Dueling Posterior Sampling for Preference-Based Reinforcement Learning
This work addresses a foundational problem in reinforcement learning for researchers and practitioners by providing a formal, analyzable approach to preference-based learning, though it is incremental as it builds on existing bandit and posterior sampling ideas.
The paper tackles the challenge of designing a theoretically tractable framework for preference-based reinforcement learning, where agents receive preferences instead of absolute feedback, by introducing Dueling Posterior Sampling (DPS) and proving an asymptotic Bayesian no-regret rate, which is the first such guarantee in this area.

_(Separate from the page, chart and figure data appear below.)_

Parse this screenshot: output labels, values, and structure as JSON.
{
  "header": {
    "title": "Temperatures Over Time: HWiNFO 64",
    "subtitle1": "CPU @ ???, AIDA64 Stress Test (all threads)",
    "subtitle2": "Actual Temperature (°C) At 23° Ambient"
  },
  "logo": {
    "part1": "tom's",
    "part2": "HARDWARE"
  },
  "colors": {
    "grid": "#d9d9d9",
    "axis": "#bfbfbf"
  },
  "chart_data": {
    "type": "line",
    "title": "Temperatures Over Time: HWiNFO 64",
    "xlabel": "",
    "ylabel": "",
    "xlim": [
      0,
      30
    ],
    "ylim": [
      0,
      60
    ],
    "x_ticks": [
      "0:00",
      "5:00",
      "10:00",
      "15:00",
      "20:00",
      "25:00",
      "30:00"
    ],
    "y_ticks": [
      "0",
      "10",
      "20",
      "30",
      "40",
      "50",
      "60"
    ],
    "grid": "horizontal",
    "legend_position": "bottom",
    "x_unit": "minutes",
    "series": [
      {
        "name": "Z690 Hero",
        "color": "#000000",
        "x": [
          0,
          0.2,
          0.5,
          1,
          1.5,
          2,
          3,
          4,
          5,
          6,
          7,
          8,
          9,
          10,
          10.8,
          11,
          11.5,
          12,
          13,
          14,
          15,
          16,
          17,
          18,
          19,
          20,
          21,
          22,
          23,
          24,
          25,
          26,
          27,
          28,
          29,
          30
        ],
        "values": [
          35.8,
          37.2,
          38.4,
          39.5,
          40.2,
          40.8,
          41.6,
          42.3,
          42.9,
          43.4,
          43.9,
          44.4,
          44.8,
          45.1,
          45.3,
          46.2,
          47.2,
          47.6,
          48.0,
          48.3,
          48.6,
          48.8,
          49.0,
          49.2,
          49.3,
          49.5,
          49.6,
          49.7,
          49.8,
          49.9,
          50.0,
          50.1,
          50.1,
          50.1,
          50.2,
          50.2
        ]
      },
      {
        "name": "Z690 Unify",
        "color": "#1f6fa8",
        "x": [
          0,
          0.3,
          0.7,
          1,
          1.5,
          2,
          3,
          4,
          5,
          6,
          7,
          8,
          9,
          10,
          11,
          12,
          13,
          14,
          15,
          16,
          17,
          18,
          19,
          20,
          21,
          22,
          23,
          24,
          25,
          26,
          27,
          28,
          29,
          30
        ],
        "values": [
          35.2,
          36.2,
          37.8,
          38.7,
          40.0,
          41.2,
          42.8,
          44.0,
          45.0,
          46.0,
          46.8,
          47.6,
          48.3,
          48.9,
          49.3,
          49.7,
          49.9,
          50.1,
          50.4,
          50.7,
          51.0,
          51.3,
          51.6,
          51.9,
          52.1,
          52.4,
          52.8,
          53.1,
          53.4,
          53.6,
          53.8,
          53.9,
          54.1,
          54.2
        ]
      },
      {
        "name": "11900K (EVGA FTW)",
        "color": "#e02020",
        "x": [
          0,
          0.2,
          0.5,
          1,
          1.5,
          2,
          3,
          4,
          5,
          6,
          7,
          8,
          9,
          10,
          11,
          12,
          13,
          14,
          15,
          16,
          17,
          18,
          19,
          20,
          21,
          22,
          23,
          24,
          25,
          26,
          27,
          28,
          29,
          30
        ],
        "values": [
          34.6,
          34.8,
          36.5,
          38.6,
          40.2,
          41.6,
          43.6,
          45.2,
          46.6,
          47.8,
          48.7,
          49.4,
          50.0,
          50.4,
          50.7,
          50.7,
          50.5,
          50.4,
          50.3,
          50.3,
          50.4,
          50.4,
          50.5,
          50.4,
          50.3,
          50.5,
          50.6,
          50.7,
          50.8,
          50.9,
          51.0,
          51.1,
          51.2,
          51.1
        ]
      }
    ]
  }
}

In preference-based reinforcement learning (RL), an agent interacts with the environment while receiving preferences instead of absolute feedback. While there is increasing research activity in preference-based RL, the design of formal frameworks that admit tractable theoretical analysis remains an open challenge. Building upon ideas from preference-based bandit learning and posterior sampling in RL, we present DUELING POSTERIOR SAMPLING (DPS), which employs preference-based posterior sampling to learn both the system dynamics and the underlying utility function that governs the preference feedback. As preference feedback is provided on trajectories rather than individual state-action pairs, we develop a Bayesian approach for the credit assignment problem, translating preferences to a posterior distribution over state-action reward models. We prove an asymptotic Bayesian no-regret rate for DPS with a Bayesian linear regression credit assignment model. This is the first regret guarantee for preference-based RL to our knowledge. We also discuss possible avenues for extending the proof methodology to other credit assignment models. Finally, we evaluate the approach empirically, showing competitive performance against existing baselines.